In the Halliburton scandal, watchdog groups claimed that former U.S. Vice President Dick Cheney and his companies gained profits of approximately $39.5 billion as a result of the Iraq war. They also say that U.S. taxpayer dollars funded more than $138 billion in privately-contracted war services such as private security and meal services, with Halliburton the number one recipient of these public funds.
Watchdog groups report that a subsidiary of Halliburton was the top recipient of U.S. taxpayer dollars during the war effort, in the form of government-contracted, private services. Some of these deals did not even require Halliburton to bid for the contracts with other organizations, and the government simply awarded Halliburton the lucrative contracts without competition and without scrutinizing contract prices. Skeptics say that the United States could have performed these functions at a lower overall cost by using U.S. soldiers to perform the work.
Economics estimate the taxpayer cost of this direct relationship with Halliburton at approximately $60 billion. Critics also say that despite the end of the Iraq war and the withdrawal of troops, private firms such as Halliburton continue to benefit from contracted employees remaining in the country to provide security at the U.S. embassy.
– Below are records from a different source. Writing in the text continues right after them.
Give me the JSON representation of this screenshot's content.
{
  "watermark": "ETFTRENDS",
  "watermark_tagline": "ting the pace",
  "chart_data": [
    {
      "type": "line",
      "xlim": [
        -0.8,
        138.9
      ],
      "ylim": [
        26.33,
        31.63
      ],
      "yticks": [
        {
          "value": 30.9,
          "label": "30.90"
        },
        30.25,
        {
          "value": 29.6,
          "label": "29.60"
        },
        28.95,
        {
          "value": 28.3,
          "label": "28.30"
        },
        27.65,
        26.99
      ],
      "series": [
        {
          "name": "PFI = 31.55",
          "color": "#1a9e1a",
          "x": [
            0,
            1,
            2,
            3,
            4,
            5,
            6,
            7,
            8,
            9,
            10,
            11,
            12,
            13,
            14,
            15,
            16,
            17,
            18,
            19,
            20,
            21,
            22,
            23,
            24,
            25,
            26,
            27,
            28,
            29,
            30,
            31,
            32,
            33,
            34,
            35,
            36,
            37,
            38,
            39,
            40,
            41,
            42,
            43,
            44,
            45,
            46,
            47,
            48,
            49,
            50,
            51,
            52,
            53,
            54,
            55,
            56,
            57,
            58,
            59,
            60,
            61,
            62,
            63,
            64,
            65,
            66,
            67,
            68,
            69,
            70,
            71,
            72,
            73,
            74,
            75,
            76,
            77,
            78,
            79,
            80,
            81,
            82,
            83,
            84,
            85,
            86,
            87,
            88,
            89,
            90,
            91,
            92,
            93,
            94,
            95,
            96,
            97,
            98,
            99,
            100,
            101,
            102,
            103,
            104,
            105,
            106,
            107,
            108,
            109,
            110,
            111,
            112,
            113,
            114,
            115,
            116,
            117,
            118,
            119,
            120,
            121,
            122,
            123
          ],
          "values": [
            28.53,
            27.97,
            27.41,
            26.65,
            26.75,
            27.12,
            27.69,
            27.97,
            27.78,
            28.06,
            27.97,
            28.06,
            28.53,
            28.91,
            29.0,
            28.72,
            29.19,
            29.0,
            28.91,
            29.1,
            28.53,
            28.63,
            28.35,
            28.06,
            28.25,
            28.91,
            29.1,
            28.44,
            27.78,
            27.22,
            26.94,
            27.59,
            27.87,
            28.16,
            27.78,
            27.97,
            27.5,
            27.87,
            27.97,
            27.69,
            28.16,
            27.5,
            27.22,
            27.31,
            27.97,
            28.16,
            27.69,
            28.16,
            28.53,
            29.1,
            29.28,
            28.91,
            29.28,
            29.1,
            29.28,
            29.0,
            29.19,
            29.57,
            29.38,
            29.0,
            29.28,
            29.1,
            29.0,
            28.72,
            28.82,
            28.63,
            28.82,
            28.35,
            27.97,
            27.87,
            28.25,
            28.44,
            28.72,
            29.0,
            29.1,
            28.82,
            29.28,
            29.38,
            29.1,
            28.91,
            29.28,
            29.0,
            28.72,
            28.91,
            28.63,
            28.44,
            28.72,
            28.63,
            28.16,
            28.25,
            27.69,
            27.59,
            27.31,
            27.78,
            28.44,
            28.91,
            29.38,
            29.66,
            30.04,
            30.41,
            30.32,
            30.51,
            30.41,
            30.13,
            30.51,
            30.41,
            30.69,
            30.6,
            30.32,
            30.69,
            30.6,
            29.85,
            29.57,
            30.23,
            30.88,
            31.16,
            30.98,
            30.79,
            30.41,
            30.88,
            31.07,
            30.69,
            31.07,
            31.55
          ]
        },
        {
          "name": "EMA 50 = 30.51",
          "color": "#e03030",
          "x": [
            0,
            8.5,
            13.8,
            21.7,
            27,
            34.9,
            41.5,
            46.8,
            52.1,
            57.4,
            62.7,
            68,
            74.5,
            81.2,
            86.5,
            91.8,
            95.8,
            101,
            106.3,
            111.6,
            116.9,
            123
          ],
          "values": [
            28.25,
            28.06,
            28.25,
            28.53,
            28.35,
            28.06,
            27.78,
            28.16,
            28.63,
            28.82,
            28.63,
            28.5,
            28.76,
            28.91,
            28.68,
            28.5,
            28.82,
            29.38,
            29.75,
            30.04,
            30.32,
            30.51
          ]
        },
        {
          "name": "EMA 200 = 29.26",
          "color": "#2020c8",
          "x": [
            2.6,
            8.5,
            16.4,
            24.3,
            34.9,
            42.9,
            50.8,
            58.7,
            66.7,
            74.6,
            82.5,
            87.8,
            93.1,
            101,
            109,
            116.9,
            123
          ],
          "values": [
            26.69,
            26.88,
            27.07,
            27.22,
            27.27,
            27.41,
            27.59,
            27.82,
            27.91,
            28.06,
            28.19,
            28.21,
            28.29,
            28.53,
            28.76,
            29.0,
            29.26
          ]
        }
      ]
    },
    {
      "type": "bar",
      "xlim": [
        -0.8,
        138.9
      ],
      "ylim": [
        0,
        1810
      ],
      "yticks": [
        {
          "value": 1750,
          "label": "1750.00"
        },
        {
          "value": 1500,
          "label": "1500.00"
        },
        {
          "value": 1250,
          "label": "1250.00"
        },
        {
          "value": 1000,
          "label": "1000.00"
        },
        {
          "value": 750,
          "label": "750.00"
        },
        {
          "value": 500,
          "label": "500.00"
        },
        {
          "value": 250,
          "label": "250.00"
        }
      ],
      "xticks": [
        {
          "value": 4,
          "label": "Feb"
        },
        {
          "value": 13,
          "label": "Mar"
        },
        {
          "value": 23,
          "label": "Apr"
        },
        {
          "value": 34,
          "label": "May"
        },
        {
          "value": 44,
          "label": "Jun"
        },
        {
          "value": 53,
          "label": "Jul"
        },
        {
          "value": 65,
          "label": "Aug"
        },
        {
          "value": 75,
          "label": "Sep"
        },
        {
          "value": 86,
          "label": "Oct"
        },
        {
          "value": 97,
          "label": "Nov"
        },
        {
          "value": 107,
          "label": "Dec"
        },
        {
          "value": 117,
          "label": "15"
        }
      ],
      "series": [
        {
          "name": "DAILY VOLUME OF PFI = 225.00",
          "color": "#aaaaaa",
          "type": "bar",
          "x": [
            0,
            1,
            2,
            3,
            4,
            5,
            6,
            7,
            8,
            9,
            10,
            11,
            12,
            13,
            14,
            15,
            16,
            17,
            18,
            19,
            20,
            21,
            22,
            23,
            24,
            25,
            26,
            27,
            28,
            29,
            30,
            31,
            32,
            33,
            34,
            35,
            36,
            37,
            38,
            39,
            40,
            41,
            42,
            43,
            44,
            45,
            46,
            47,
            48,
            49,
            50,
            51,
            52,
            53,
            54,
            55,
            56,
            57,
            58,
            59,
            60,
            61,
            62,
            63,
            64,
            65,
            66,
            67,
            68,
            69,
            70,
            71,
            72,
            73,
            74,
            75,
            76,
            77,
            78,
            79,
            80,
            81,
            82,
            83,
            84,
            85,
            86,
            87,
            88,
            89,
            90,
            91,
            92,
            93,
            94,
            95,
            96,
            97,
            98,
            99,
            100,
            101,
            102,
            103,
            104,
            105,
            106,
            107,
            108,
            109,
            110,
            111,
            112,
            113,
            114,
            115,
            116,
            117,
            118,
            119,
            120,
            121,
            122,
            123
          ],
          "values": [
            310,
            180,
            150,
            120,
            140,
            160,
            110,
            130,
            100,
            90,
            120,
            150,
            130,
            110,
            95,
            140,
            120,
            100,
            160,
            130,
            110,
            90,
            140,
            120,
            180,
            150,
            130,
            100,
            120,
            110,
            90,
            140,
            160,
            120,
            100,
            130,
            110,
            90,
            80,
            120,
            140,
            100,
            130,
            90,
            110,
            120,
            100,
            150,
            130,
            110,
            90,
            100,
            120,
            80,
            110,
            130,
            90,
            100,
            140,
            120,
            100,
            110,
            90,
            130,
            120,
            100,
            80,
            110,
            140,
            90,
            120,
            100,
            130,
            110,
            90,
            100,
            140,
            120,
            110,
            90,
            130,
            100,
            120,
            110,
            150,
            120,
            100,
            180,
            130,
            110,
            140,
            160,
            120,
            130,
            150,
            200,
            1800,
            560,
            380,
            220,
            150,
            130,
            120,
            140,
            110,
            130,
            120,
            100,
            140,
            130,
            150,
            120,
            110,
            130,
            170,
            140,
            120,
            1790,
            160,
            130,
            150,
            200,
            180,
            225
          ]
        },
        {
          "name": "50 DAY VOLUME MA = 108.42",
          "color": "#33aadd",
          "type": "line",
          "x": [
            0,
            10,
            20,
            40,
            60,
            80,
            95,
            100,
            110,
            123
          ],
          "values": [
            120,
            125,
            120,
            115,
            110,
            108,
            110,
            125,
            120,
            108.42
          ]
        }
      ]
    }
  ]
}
For example, Haliburton's subsidiary company, KBR, Inc., continues to benefit in the form of a 2010 renewal contract to provide housing, meals and other basic services in the Middle East. During his run for president against George W. Bush in 2004, John Kerry's accusations against Cheney include that Cheney received approximately $2 million in benefits and incentives from Halliburton as a result of his leadership of the company before holding the office of U.S. Vice President.